Stigma and its associations with medication adherence in major depressive disorder
Authors & affiliation
Jingman Shi, Yan Chen, Yingchen Jiang, Yanzhi Li, Wanxin Wang, Hao Zhao, Lan Guo, Yuhua Liao, Huimin Zhang, Caihong Gao, Roger S. McIntyre, Wei Hong Zhang, Xue Han, Ciyong Lu
This study sought to evaluate internalized stigma (IS) and perceived stigma (PS), in persons (n = 522) living with major depressive disorder (MDD), with a view to analyzing the association of IS and PS with medication adherence in a cohort of participants with MDD in China. Perceived stigma is the awareness of societal negative views and attitudes towards depression, and IS is applying others’ attitudes to oneself, both measured by the Depression Stigma Scale (DSS). Medication adherence was assessed using the Medication Adherence Rating Scale (MARS). We observed that 76.0 % of participants reported IS and 84.5 % reported PS. Factors associated with increased IS included older age, marital status, disease history, and a higher baseline Patient Health Questionnaire-9 (PHQ-9).
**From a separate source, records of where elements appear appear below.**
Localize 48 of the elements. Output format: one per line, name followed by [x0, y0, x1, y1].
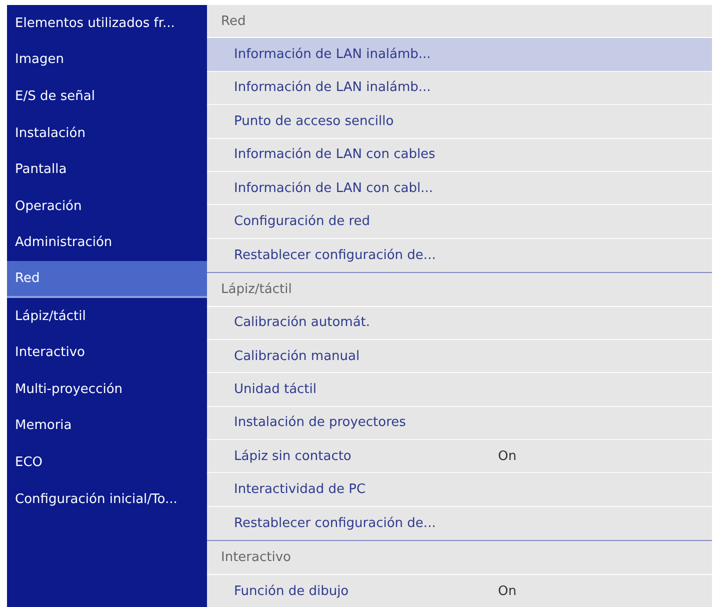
- menu-item[interactable]: Información de LAN inalámb...: [207, 38, 712, 72]
- item-label: Punto de acceso sencillo: [234, 114, 395, 129]
- menu-item[interactable]: Calibración manual: [207, 340, 712, 374]
- sidebar-item[interactable]: Operación: [7, 188, 207, 225]
- menu-item[interactable]: Instalación de proyectores: [207, 406, 712, 440]
- sidebar-item[interactable]: Instalación: [7, 114, 207, 152]
- section-heading: Interactivo: [207, 541, 712, 575]
- menu-item[interactable]: Función de dibujo On: [207, 574, 712, 607]
- item-label: Restablecer configuración de...: [234, 248, 437, 263]
- sidebar-item[interactable]: Lápiz/táctil: [7, 298, 207, 334]
- menu-item[interactable]: Unidad táctil: [207, 373, 712, 407]
- sidebar-item[interactable]: Interactivo: [7, 334, 207, 371]
- item-label: Unidad táctil: [234, 382, 318, 397]
- section-heading: Lápiz/táctil: [207, 273, 712, 307]
- item-label: Información de LAN inalámb...: [234, 80, 432, 96]
- item-label: Información de LAN inalámb...: [234, 47, 432, 62]
- sidebar-item[interactable]: Pantalla: [7, 151, 207, 188]
- item-label: Configuración de red: [234, 214, 372, 230]
- sidebar-item[interactable]: Configuración inicial/To...: [7, 480, 207, 518]
- sidebar-item[interactable]: Red: [7, 261, 207, 298]
- menu-item[interactable]: Configuración de red: [207, 205, 712, 239]
- menu-item[interactable]: Interactividad de PC: [207, 473, 712, 507]
- sidebar-item[interactable]: Multi-proyección: [7, 370, 207, 408]
- menu-item[interactable]: Información de LAN inalámb...: [207, 72, 712, 106]
- sidebar-item[interactable]: Elementos utilizados fr...: [7, 5, 207, 42]
- item-label: Información de LAN con cabl...: [234, 180, 434, 196]
- sidebar-item[interactable]: Memoria: [7, 408, 207, 444]
- item-label: Restablecer configuración de...: [234, 516, 437, 532]
- item-label: Calibración automát.: [234, 315, 372, 330]
- item-value: On: [498, 448, 516, 464]
- menu-item[interactable]: Restablecer configuración de...: [207, 506, 712, 540]
- menu-item[interactable]: Restablecer configuración de...: [207, 238, 712, 272]
- item-label: Función de dibujo: [234, 584, 350, 599]
- menu-item[interactable]: Calibración automát.: [207, 306, 712, 340]
- item-label: Calibración manual: [234, 348, 361, 364]
- menu-item[interactable]: Lápiz sin contacto On: [207, 440, 712, 474]
- sidebar-item[interactable]: Administración: [7, 224, 207, 262]
- sidebar-item[interactable]: ECO: [7, 444, 207, 481]
- item-value: On: [498, 584, 516, 599]
- item-label: Lápiz sin contacto: [234, 448, 352, 464]
- item-label: Interactividad de PC: [234, 482, 367, 498]
- menu-item[interactable]: Información de LAN con cables: [207, 138, 712, 172]
- sidebar-item[interactable]: E/S de señal: [7, 78, 207, 115]
- menu-item[interactable]: Punto de acceso sencillo: [207, 105, 712, 139]
- sidebar-item[interactable]: Imagen: [7, 42, 207, 78]
- item-label: Información de LAN con cables: [234, 147, 436, 162]
- menu-item[interactable]: Información de LAN con cabl...: [207, 172, 712, 206]
- item-label: Instalación de proyectores: [234, 415, 407, 430]
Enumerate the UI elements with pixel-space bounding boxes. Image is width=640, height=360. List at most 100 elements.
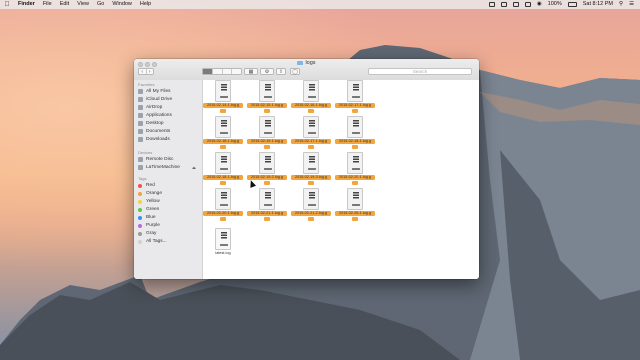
clock[interactable]: Sat 8:12 PM xyxy=(583,0,613,9)
menu-file[interactable]: File xyxy=(39,0,56,9)
sidebar: Favorites All My Files iCloud Drive AirD… xyxy=(134,80,203,279)
file-item[interactable]: 2015-02-14-1.log.g xyxy=(203,80,243,116)
forward-button[interactable]: › xyxy=(147,69,154,75)
icon-view-button[interactable] xyxy=(203,69,213,74)
document-icon xyxy=(347,116,363,138)
sidebar-tag-purple[interactable]: Purple xyxy=(138,222,160,229)
menu-help[interactable]: Help xyxy=(136,0,155,9)
tag-icon[interactable]: ◯ xyxy=(290,68,300,75)
all-files-icon xyxy=(138,89,143,94)
search-placeholder: Search xyxy=(412,69,428,74)
list-view-button[interactable] xyxy=(213,69,223,74)
back-forward-buttons: ‹ › xyxy=(138,68,154,75)
sidebar-item-all-my-files[interactable]: All My Files xyxy=(138,88,171,95)
file-item[interactable]: 2015-02-18-1.log.g xyxy=(203,152,243,188)
sidebar-item-label: Blue xyxy=(146,215,156,220)
menu-go[interactable]: Go xyxy=(93,0,108,9)
file-item[interactable]: 2015-02-17-1.log.g xyxy=(291,116,331,152)
sidebar-tag-green[interactable]: Green xyxy=(138,206,159,213)
tag-dot-icon xyxy=(308,181,314,185)
search-input[interactable]: Search xyxy=(368,68,472,75)
sidebar-tag-red[interactable]: Red xyxy=(138,182,155,189)
wifi-icon[interactable]: ◉ xyxy=(537,0,542,9)
search-icon[interactable]: ⚲ xyxy=(619,0,623,9)
document-icon xyxy=(215,152,231,174)
menu-bar:  Finder File Edit View Go Window Help ◉… xyxy=(0,0,640,9)
bluetooth-icon[interactable] xyxy=(524,2,531,7)
sidebar-item-applications[interactable]: Applications xyxy=(138,112,172,119)
file-item[interactable]: 2015-02-26-1.log.g xyxy=(335,188,375,224)
document-icon xyxy=(215,188,231,210)
tag-dot-icon xyxy=(264,109,270,113)
share-icon[interactable]: ⇧ xyxy=(276,68,286,75)
file-item[interactable]: 2015-02-19-1.log.g xyxy=(247,116,287,152)
document-icon xyxy=(259,116,275,138)
tag-dot-icon xyxy=(220,217,226,221)
tag-dot-icon xyxy=(352,181,358,185)
sidebar-tag-all[interactable]: All Tags... xyxy=(138,238,167,245)
sidebar-item-airdrop[interactable]: AirDrop xyxy=(138,104,162,111)
sidebar-tag-gray[interactable]: Gray xyxy=(138,230,156,237)
sidebar-item-label: All Tags... xyxy=(146,239,167,244)
tag-dot-icon xyxy=(138,223,142,228)
tag-dot-icon xyxy=(264,145,270,149)
menu-view[interactable]: View xyxy=(73,0,93,9)
airplay-icon[interactable] xyxy=(512,2,519,7)
document-icon xyxy=(303,80,319,102)
file-item[interactable]: 2015-02-21-2.log.g xyxy=(291,188,331,224)
file-name: 2015-02-17-1.log.g xyxy=(335,103,375,108)
sidebar-heading-favorites: Favorites xyxy=(138,82,155,87)
menu-edit[interactable]: Edit xyxy=(56,0,73,9)
notification-center-icon[interactable]: ☰ xyxy=(629,0,634,9)
file-item[interactable]: 2015-02-18-1.log.g xyxy=(335,116,375,152)
menu-app-name[interactable]: Finder xyxy=(14,0,39,9)
disc-icon xyxy=(138,157,143,162)
document-icon xyxy=(215,80,231,102)
finder-window: logs ‹ › ▦ ⚙ ⇧ ◯ Search Favorites All My… xyxy=(134,59,479,279)
window-title-text: logs xyxy=(305,60,316,66)
eject-icon[interactable]: ⏏ xyxy=(192,164,196,171)
sidebar-item-icloud-drive[interactable]: iCloud Drive xyxy=(138,96,172,103)
sidebar-item-label: AirDrop xyxy=(146,105,163,110)
file-name: 2015-02-20-1.log.g xyxy=(203,211,243,216)
document-icon xyxy=(303,116,319,138)
arrange-button[interactable]: ▦ xyxy=(244,68,258,75)
battery-icon[interactable] xyxy=(567,2,577,7)
sidebar-item-desktop[interactable]: Desktop xyxy=(138,120,164,127)
window-toolbar: logs ‹ › ▦ ⚙ ⇧ ◯ Search xyxy=(134,59,479,81)
tag-dot-icon xyxy=(352,217,358,221)
file-item[interactable]: 2015-02-18-1.log.g xyxy=(203,116,243,152)
sidebar-item-label: All My Files xyxy=(146,89,171,94)
sidebar-tag-blue[interactable]: Blue xyxy=(138,214,156,221)
sidebar-tag-yellow[interactable]: Yellow xyxy=(138,198,160,205)
tag-dot-icon xyxy=(308,145,314,149)
sidebar-item-latimemachine[interactable]: LaTimeMachine ⏏ xyxy=(138,164,196,171)
file-item[interactable]: 2015-02-20-1.log.g xyxy=(203,188,243,224)
file-item[interactable]: 2015-02-17-1.log.g xyxy=(335,80,375,116)
file-name: 2015-02-16-1.log.g xyxy=(291,103,331,108)
sidebar-tag-orange[interactable]: Orange xyxy=(138,190,162,197)
file-item[interactable]: 2015-02-15-1.log.g xyxy=(247,80,287,116)
file-item[interactable]: 2015-02-16-1.log.g xyxy=(291,80,331,116)
sidebar-item-documents[interactable]: Documents xyxy=(138,128,170,135)
file-item[interactable]: latest.log xyxy=(203,228,243,264)
apple-icon[interactable]:  xyxy=(0,0,14,9)
action-gear-icon[interactable]: ⚙ xyxy=(260,68,274,75)
document-icon xyxy=(347,188,363,210)
cover-flow-button[interactable] xyxy=(232,69,241,74)
sidebar-item-label: Applications xyxy=(146,113,172,118)
file-icon-grid: 2015-02-14-1.log.g 2015-02-15-1.log.g 20… xyxy=(203,80,479,279)
sidebar-item-remote-disc[interactable]: Remote Disc xyxy=(138,156,173,163)
sidebar-heading-devices: Devices xyxy=(138,150,153,155)
back-button[interactable]: ‹ xyxy=(139,69,147,75)
display-icon[interactable] xyxy=(488,2,495,7)
file-name: 2015-02-18-1.log.g xyxy=(203,139,243,144)
file-item[interactable]: 2015-02-21-1.log.g xyxy=(247,188,287,224)
file-item[interactable]: 2015-02-19-3.log.g xyxy=(291,152,331,188)
tag-dot-icon xyxy=(308,109,314,113)
file-item[interactable]: 2015-02-20-1.log.g xyxy=(335,152,375,188)
column-view-button[interactable] xyxy=(223,69,233,74)
sidebar-item-downloads[interactable]: Downloads xyxy=(138,136,170,143)
menu-window[interactable]: Window xyxy=(108,0,136,9)
screen-recording-icon[interactable] xyxy=(500,2,507,7)
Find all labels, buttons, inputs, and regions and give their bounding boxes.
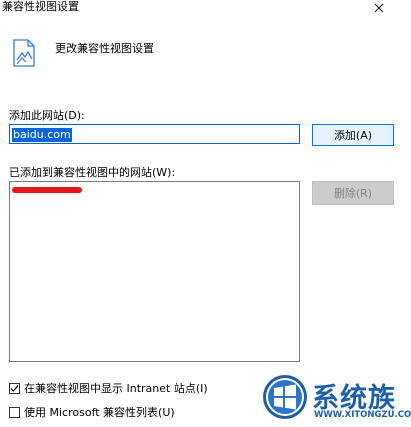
add-button[interactable]: 添加(A) xyxy=(312,124,394,146)
ms-list-option-label: 使用 Microsoft 兼容性列表(U) xyxy=(24,406,175,419)
close-button[interactable] xyxy=(368,0,390,16)
sites-list[interactable]: baidu.com xyxy=(9,181,300,362)
add-site-label: 添加此网站(D): xyxy=(9,109,85,122)
redaction-mark xyxy=(12,187,82,193)
add-site-input-value: baidu.com xyxy=(12,128,72,142)
header-text: 更改兼容性视图设置 xyxy=(55,42,154,55)
ms-list-option[interactable]: 使用 Microsoft 兼容性列表(U) xyxy=(9,404,175,420)
intranet-checkbox[interactable] xyxy=(9,382,20,394)
intranet-option[interactable]: 在兼容性视图中显示 Intranet 站点(I) xyxy=(9,380,208,396)
windows-logo-icon xyxy=(263,375,307,419)
close-icon xyxy=(374,3,384,13)
intranet-option-label: 在兼容性视图中显示 Intranet 站点(I) xyxy=(24,382,208,395)
compatibility-view-dialog: 兼容性视图设置 更改兼容性视图设置 添加此网站(D): baidu.com 添加… xyxy=(0,0,411,427)
compatibility-view-icon xyxy=(13,39,35,67)
ms-list-checkbox[interactable] xyxy=(9,406,20,418)
add-site-input[interactable]: baidu.com xyxy=(9,124,300,144)
remove-button[interactable]: 删除(R) xyxy=(312,181,394,205)
checkmark-icon xyxy=(10,384,19,392)
watermark: 系统族 WWW.XITONGZU.COM xyxy=(262,370,411,427)
dialog-title: 兼容性视图设置 xyxy=(2,0,79,13)
watermark-url: WWW.XITONGZU.COM xyxy=(314,410,411,420)
sites-list-label: 已添加到兼容性视图中的网站(W): xyxy=(9,166,176,179)
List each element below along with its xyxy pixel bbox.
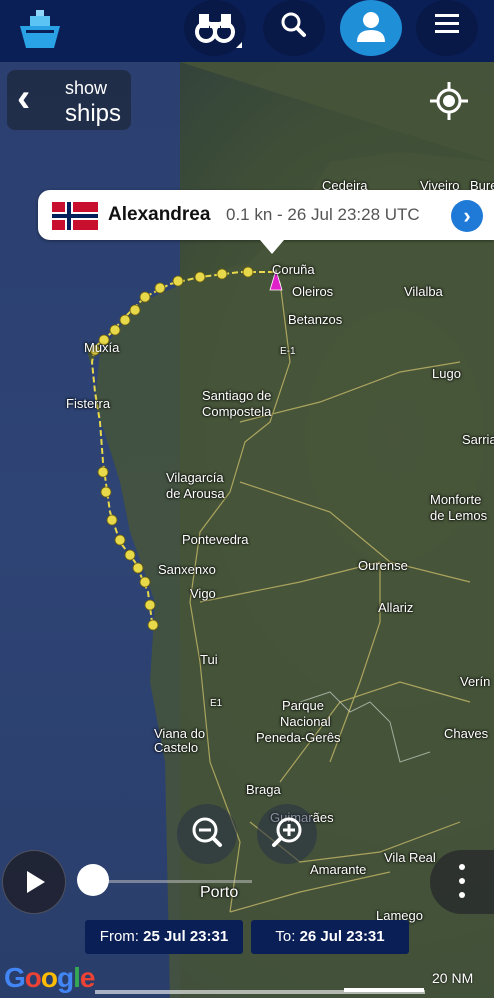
map-label: Allariz: [378, 600, 414, 615]
map-label: Vilagarcía: [166, 470, 224, 485]
crosshair-locate-icon: [430, 82, 468, 120]
search-icon: [281, 12, 306, 37]
playback-slider-track[interactable]: [92, 880, 252, 883]
zoom-in-icon: [272, 817, 302, 847]
vessel-details-button[interactable]: ›: [451, 200, 483, 232]
map-label: Vila Real: [384, 850, 436, 865]
map-label: Lugo: [432, 366, 461, 381]
track-point[interactable]: [172, 275, 184, 287]
map-label: Nacional: [280, 714, 331, 729]
scale-label: 20 NM: [432, 970, 474, 986]
search-button[interactable]: [263, 0, 325, 56]
hamburger-menu-icon: [435, 14, 459, 33]
show-ships-button[interactable]: ‹ show ships: [7, 70, 131, 130]
more-options-button[interactable]: [430, 850, 494, 914]
map-label: Santiago de: [202, 388, 272, 403]
google-logo: Google: [4, 962, 95, 993]
from-date-value: 25 Jul 23:31: [143, 928, 229, 945]
chevron-right-icon: ›: [463, 203, 471, 228]
user-icon: [357, 12, 385, 42]
track-point[interactable]: [97, 466, 109, 478]
map-label: Braga: [246, 782, 281, 797]
map-label: de Lemos: [430, 508, 488, 523]
track-point[interactable]: [144, 599, 156, 611]
track-point[interactable]: [119, 314, 131, 326]
binoculars-button[interactable]: [184, 0, 246, 56]
map-label: Pontevedra: [182, 532, 249, 547]
track-point[interactable]: [139, 576, 151, 588]
track-point[interactable]: [129, 304, 141, 316]
to-date-button[interactable]: To: 26 Jul 23:31: [251, 920, 409, 954]
track-point[interactable]: [114, 534, 126, 546]
to-label: To:: [275, 928, 296, 945]
vessel-info-popup[interactable]: Alexandrea 0.1 kn - 26 Jul 23:28 UTC ›: [38, 190, 494, 254]
ships-label: ships: [65, 100, 122, 127]
play-track-button[interactable]: [2, 850, 66, 914]
track-point[interactable]: [194, 271, 206, 283]
track-point[interactable]: [106, 514, 118, 526]
zoom-out-icon: [192, 817, 222, 847]
top-navigation-bar: [0, 0, 494, 62]
track-point[interactable]: [216, 268, 228, 280]
map-label: Viana do: [154, 726, 206, 741]
zoom-out-button[interactable]: [177, 804, 237, 864]
binoculars-icon: [195, 14, 242, 48]
main-menu-button[interactable]: [416, 0, 478, 56]
track-point[interactable]: [139, 291, 151, 303]
from-date-button[interactable]: From: 25 Jul 23:31: [85, 920, 243, 954]
map-label: Fisterra: [66, 396, 111, 411]
track-point[interactable]: [147, 619, 159, 631]
map-label: Muxía: [84, 340, 120, 355]
track-point[interactable]: [154, 282, 166, 294]
map-label: de Arousa: [166, 486, 225, 501]
vessel-name: Alexandrea: [108, 204, 211, 225]
map-label: Sarria: [462, 432, 494, 447]
map-label: Oleiros: [292, 284, 334, 299]
zoom-in-button[interactable]: [257, 804, 317, 864]
chevron-left-icon: ‹: [17, 76, 31, 120]
ship-logo-icon[interactable]: [16, 8, 64, 52]
to-date-value: 26 Jul 23:31: [299, 928, 385, 945]
map-label: Compostela: [202, 404, 272, 419]
map-label: Peneda-Gerês: [256, 730, 341, 745]
track-point[interactable]: [132, 562, 144, 574]
locate-button[interactable]: [426, 78, 472, 124]
map-label: Castelo: [154, 740, 199, 755]
map-label: Tui: [200, 652, 218, 667]
from-label: From:: [99, 928, 139, 945]
map-label: Vilalba: [404, 284, 443, 299]
map-label: Amarante: [310, 862, 367, 877]
map-label: Coruña: [272, 262, 315, 277]
map-label: Ourense: [358, 558, 408, 573]
track-point[interactable]: [100, 486, 112, 498]
track-point[interactable]: [124, 549, 136, 561]
map-label: Verín: [460, 674, 491, 689]
vessel-speed-time: 0.1 kn - 26 Jul 23:28 UTC: [226, 205, 420, 224]
road-label: E-1: [280, 346, 296, 357]
map-label: Betanzos: [288, 312, 343, 327]
track-point[interactable]: [242, 266, 254, 278]
map-label: Monforte: [430, 492, 482, 507]
track-point[interactable]: [109, 324, 121, 336]
norway-flag-icon: [52, 202, 98, 230]
show-label: show: [65, 78, 108, 98]
map-label: Porto: [200, 884, 239, 901]
playback-slider-handle[interactable]: [77, 864, 109, 896]
map-label: Sanxenxo: [158, 562, 216, 577]
map-label: Vigo: [190, 586, 216, 601]
map-label: Chaves: [444, 726, 489, 741]
road-label: E1: [210, 698, 223, 709]
map-label: Parque: [282, 698, 324, 713]
scale-bar: [344, 988, 424, 992]
user-account-button[interactable]: [340, 0, 402, 56]
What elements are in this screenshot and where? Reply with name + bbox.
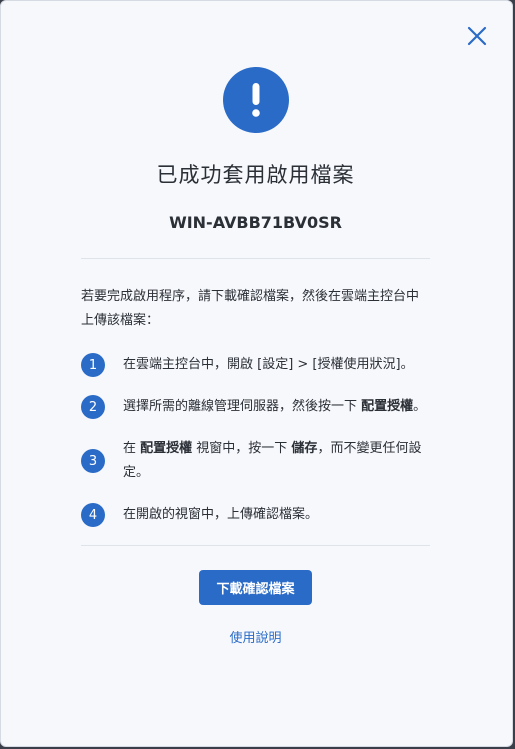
dialog-content: 已成功套用啟用檔案 WIN-AVBB71BV0SR 若要完成啟用程序，請下載確認… — [81, 67, 430, 646]
button-row: 下載確認檔案 — [81, 570, 430, 605]
step-text-bold: 配置授權 — [361, 399, 414, 414]
divider-bottom — [81, 545, 430, 546]
step-text-bold: 儲存 — [291, 441, 318, 456]
step-text: 選擇所需的離線管理伺服器，然後按一下 配置授權。 — [123, 395, 426, 419]
step-text: 在 配置授權 視窗中，按一下 儲存，而不變更任何設定。 — [123, 437, 430, 485]
help-link[interactable]: 使用說明 — [81, 627, 430, 646]
close-button[interactable] — [464, 23, 490, 49]
step-text-part: 在 — [123, 441, 141, 456]
step-text-part: 選擇所需的離線管理伺服器，然後按一下 — [123, 399, 362, 414]
step-text-bold: 配置授權 — [140, 441, 193, 456]
exclamation-icon — [251, 83, 260, 117]
step-text-part: 視窗中，按一下 — [192, 441, 292, 456]
step-item-2: 2 選擇所需的離線管理伺服器，然後按一下 配置授權。 — [81, 395, 430, 419]
step-number: 3 — [81, 449, 105, 473]
step-item-4: 4 在開啟的視窗中，上傳確認檔案。 — [81, 503, 430, 527]
step-number: 4 — [81, 503, 105, 527]
divider-top — [81, 258, 430, 259]
step-item-3: 3 在 配置授權 視窗中，按一下 儲存，而不變更任何設定。 — [81, 437, 430, 485]
intro-text: 若要完成啟用程序，請下載確認檔案，然後在雲端主控台中上傳該檔案： — [81, 289, 420, 328]
step-item-1: 1 在雲端主控台中，開啟 [設定] > [授權使用狀況]。 — [81, 353, 430, 377]
step-text: 在雲端主控台中，開啟 [設定] > [授權使用狀況]。 — [123, 357, 414, 372]
step-number: 2 — [81, 395, 105, 419]
step-number: 1 — [81, 353, 105, 377]
dialog-title: 已成功套用啟用檔案 — [156, 163, 355, 187]
download-confirmation-button[interactable]: 下載確認檔案 — [199, 570, 312, 605]
step-text: 在開啟的視窗中，上傳確認檔案。 — [123, 507, 319, 522]
close-icon — [467, 26, 487, 46]
activation-dialog: 已成功套用啟用檔案 WIN-AVBB71BV0SR 若要完成啟用程序，請下載確認… — [0, 0, 513, 747]
step-text-part: 。 — [413, 399, 427, 414]
device-name: WIN-AVBB71BV0SR — [169, 213, 342, 232]
steps-list: 1 在雲端主控台中，開啟 [設定] > [授權使用狀況]。 2 選擇所需的離線管… — [81, 353, 430, 527]
alert-badge — [222, 67, 289, 133]
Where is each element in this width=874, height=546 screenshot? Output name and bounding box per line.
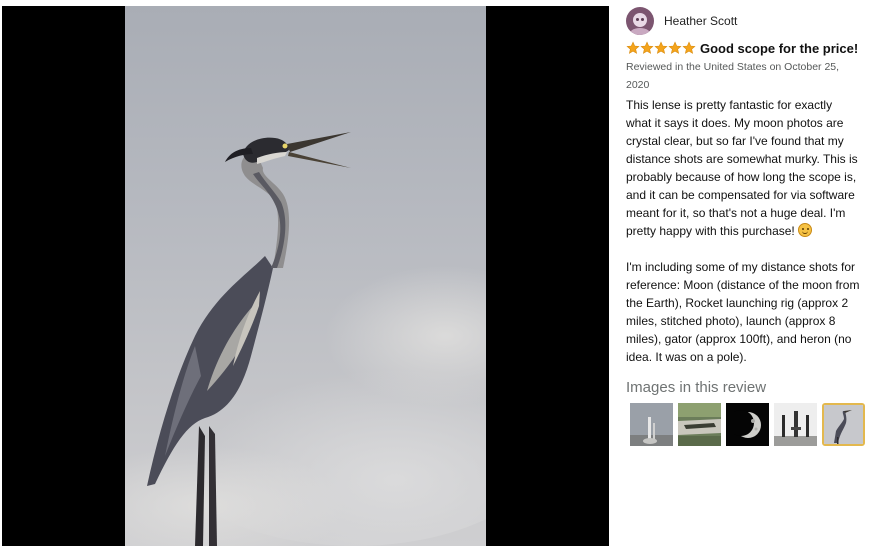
rocket-launch-thumbnail[interactable] [630,403,673,446]
review-date-line: Reviewed in the United States on October… [626,61,840,73]
review-body: This lense is pretty fantastic for exact… [626,96,874,366]
review-date-line: 2020 [626,79,650,91]
launch-rig-thumbnail[interactable] [774,403,817,446]
review-title: Good scope for the price! [700,40,859,56]
image-viewer [2,6,609,546]
moon-thumbnail[interactable] [726,403,769,446]
review-paragraph: This lense is pretty fantastic for exact… [626,96,874,240]
main-review-photo [125,6,486,546]
star-icon [640,41,654,54]
reviewer-profile[interactable]: Heather Scott [626,6,866,36]
review-paragraph-text: This lense is pretty fantastic for exact… [626,98,858,238]
review-image-viewer: Heather Scott Good scope for the price! … [0,0,874,546]
star-icon [682,41,696,54]
review-paragraph: I'm including some of my distance shots … [626,260,860,364]
star-icon [626,41,640,54]
star-icon [668,41,682,54]
review-image-thumbnails [630,403,870,447]
star-rating [626,41,696,55]
reviewer-name[interactable]: Heather Scott [664,14,737,28]
smiling-face-icon [797,223,812,237]
review-title-row: Good scope for the price! [626,39,874,57]
gator-thumbnail[interactable] [678,403,721,446]
images-section-heading: Images in this review [626,379,767,396]
review-panel: Heather Scott Good scope for the price! … [617,6,874,546]
review-date: Reviewed in the United States on October… [626,58,866,94]
heron-thumbnail[interactable] [822,403,865,446]
star-icon [654,41,668,54]
avatar[interactable] [626,7,654,35]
Higher education level, family income, and scores on the Connor-Davidson Resilience Scale (CD-RISC) were associated with lower levels of IS. Higher education levels, Childhood Trauma Questionnaire (CTQ) scores, and living with others were also associated with higher PS, while engagement in exercise and higher number of prior episodes were associated with lower PS. IS had a negative association with medication adherence, whereas PS did not significantly associate with adherence. In conclusion, a testable hypothesis is derived from our data that strategies targeting IS amongst persons with MDD may improve overall rates of adherence to antidepressant treatment, a necessary prelude to improving recovery.